I have to admit that one of the most interesting things about this novel is the format. Alvarez not only tells the story in reverse, but she puts the time periods in sections (1989-1972, 1970-1960, and 1960-1956) and proceeds through them all in reverse-chronological order. Unlike Fae Myenne Ng’s novel Bone, Alvarez’ story seems to be going in reverse as a means by which to trace the girls’ development back to the time during which they still had accents (or the time during which they didn’t have accents because they lived in the Dominican Republic and spoke Spanish like everybody else). By beginning with their adult selves living the States with families and friends, having overcome many major obstacles in their lives, Alvarez starts the reader with a look at how the girls will all turn out; this way, as we read backwards into their pasts, we can see the events that shaped them into the women we already know they will become. In Ng’s novel, the backwards chronology seems to work as a lens through which to focus the reader’s attention on a major trauma at the center of the characters’ lives (Ona’s suicide), but in Alvarez’ novel the backwards chronology serves the purpose of filling us in on the complicated events of four women’s histories so we can understand their complexities.
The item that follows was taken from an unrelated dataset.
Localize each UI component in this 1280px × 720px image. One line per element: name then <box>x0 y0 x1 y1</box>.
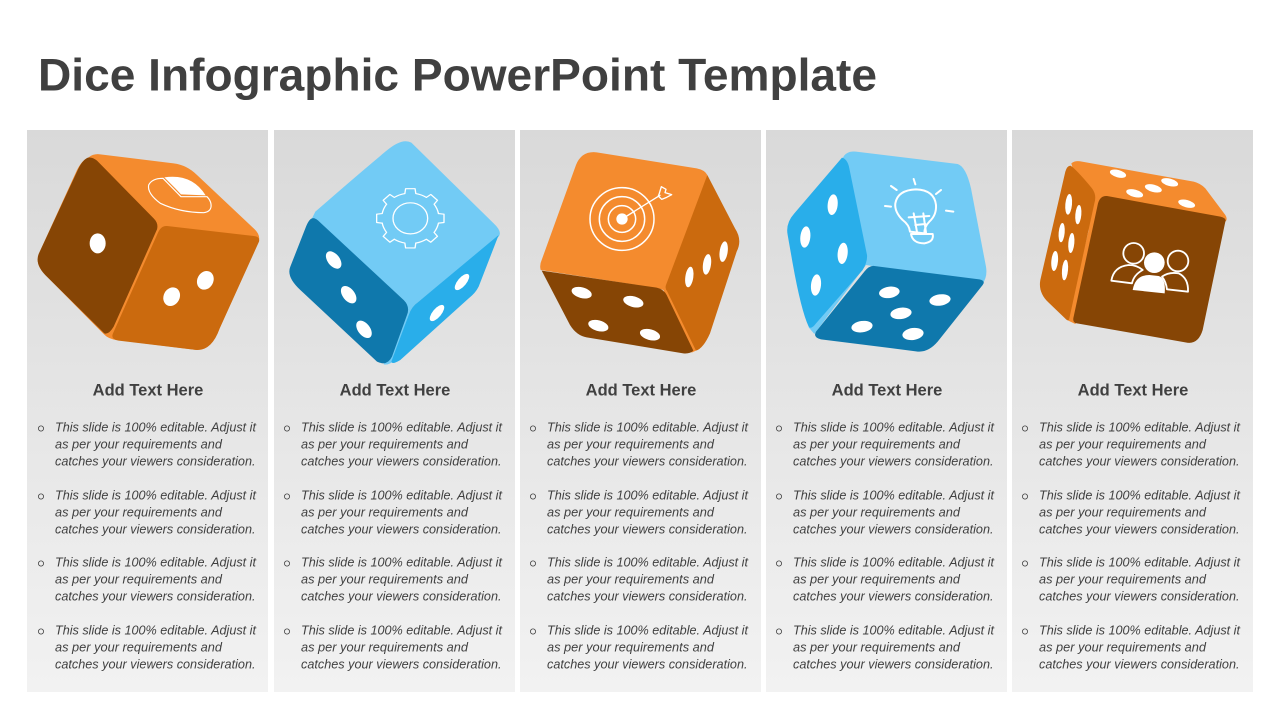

The three sections the novel is broken up into (each one consisting of 5 different parts) visits a significant period in the girls’ lives. Part I is their adult lives, Part II is their teenage/college lives, and Part III is their childhood lives. Each part is haunted in its own way by their family’s flight from the Dominican Republic — I by the distant past that still casts its shadow over their lives, II by the not-so-distant past that continues to feel like a tangible threat to their happiness and safety, and III by the soon-to-occur future that looms ahead of all of them just waiting to force their displacement from home/family/friends when they flee the DR for NY. In a similar way, each part is haunted by who the girls were in previous parts. I contains echoes of the women’s childhoods; issues and events that developed earlier in their lives are shown to continue playing significant roles in their happiness. II contains echoes from the past and the future, as the reader realizes what some of the events in this section will lead to while continuing to feel traces of the girls’ pasts that are coming out in their adolescent lives. And of course, III takes place at the earliest point in their lives, but (just as the black mama cat continues to haunt Yoyo well into her adult life) key events take place here that the reader understands will lead to certain nuances in the García girls’ adult personalities and lives. The way each part speaks to the other parts is really interesting, and was one of my favorite things about this novel.